Martin Scorsese is best known for his films about the mean streets and the even meaner people who live and work there. So it seems fitting that for his most recent video release he's chosen to document the life of the world's foremost pacifist, a man who makes Gandhi look like a raging bull, the Dalai Lama.
Most Americans have little enough idea who the Buddha was, much less any notion that he's reportedly returned more than a dozen times to lead the nation at the top of the world. So Scorsese opens his film with word of the death of the 13th Dalai Lama and of the search to find his successor.
That search quickly leads to a willful 2-year-old who insists on sitting at the head of the dinner table and of hearing again and again the story of his birth: how he didn't cry; how it brought health to his father and prosperity to his struggling family; and how the crows, symbols of the Buddha, looked on. Before long, the boy is spirited away to the capital, Lhasa, where he's trained to become the spiritual and political leader of a million or more Tibetans.
Scorsese has always been one to challenge himself, and in Kundun, he doesn't have to look far.
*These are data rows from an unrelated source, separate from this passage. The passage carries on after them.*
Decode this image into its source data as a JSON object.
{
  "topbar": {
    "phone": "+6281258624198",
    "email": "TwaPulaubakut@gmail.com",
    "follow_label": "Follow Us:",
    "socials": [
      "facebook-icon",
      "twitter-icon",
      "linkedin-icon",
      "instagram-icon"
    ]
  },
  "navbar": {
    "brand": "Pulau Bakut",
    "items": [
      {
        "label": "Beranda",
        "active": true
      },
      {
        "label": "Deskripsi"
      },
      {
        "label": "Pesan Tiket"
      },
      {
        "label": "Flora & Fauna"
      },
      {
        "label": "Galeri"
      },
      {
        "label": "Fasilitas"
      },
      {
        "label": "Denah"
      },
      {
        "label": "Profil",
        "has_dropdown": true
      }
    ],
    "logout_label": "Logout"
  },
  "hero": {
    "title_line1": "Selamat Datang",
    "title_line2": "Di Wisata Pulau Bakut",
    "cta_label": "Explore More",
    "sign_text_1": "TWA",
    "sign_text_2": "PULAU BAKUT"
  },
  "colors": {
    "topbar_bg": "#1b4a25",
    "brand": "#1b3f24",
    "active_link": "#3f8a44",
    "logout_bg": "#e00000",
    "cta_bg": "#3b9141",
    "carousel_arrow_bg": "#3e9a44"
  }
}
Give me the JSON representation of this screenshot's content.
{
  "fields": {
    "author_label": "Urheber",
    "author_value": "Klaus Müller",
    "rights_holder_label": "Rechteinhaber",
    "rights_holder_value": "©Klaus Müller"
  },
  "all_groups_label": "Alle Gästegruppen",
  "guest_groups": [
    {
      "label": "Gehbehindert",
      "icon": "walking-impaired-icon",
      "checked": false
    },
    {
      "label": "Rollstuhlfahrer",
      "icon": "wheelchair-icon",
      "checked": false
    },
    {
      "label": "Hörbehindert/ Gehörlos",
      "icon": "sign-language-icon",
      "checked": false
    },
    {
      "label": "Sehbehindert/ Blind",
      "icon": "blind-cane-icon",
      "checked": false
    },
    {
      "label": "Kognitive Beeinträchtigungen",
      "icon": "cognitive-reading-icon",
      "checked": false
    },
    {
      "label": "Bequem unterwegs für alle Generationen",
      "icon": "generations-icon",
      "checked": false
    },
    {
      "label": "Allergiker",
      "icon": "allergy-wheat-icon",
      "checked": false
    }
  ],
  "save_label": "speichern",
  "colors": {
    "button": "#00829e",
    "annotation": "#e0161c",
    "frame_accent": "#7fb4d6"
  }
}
Working with a cast of unknowns, at least to the West, he nevertheless evokes realistic yet sympathetic performances from everyone involved: the actors who played the Dalai Lama from toddlerhood until his 20s, when he fled Tibet in protests over the Chinese invasion (Tenzin Thuthob Tsarong, adult; Gyurme Tethong, 10; Tulku Jamyang Kunga Tenzin, 5; Tenzin Yeshi Paichang, 2); the Dalai Lama's regent and first teacher, Reting Rimpoche (Sonam Phustsok); his loving if sometimes bewildered parents (Tencho Gyalpo and Tsewang Migyur Khangsar); and his equally bewildered prime ministers (Jigme Tsarong and Tenzin Trinley), who are charged with bringing the centuries-old farming community of Tibet into the modern world.
The final film is a testament to the power and scope of Scorsese's film-making abilities -- a compelling history, geography and religion lesson all rolled into one. Scorsese's scorched images of Tibet -- actually shot in Morocco -- are hauntingly beautiful, and the Dalai Lama's meeting with Mao Tse-tung is as ominous as anything in Taxi Driver or Goodfellas.
Add to that the shots of the monks at prayer or the Dalai Lama confronting the oracle -- all driven by a powerful Philip Glass score -- and you have more than a film: Kundun is a study in light, shadow and hue, a National Geographic video with a storyline that's as powerful as it is true.
If Kundun has a flaw, it's that its later scenes rely heavily on voice-over narration by the Dalai Lama to advance the story, or that Robert Lin as Chairman Mao seems so wooden as to be the puppet that his detractors in the U.S. Senate always said he was. It's as if Lin were afraid to move for fear of cracking the Mao makeup.
But when you see the Dalai Lama standing in a swirling sea of corpses left by the Chinese invaders, or staggering, half held, across the Indian border to sanctuary, you know that Scorsese has scored once again.
Kundun is a tale that needed to be told, and cries out to be listened to.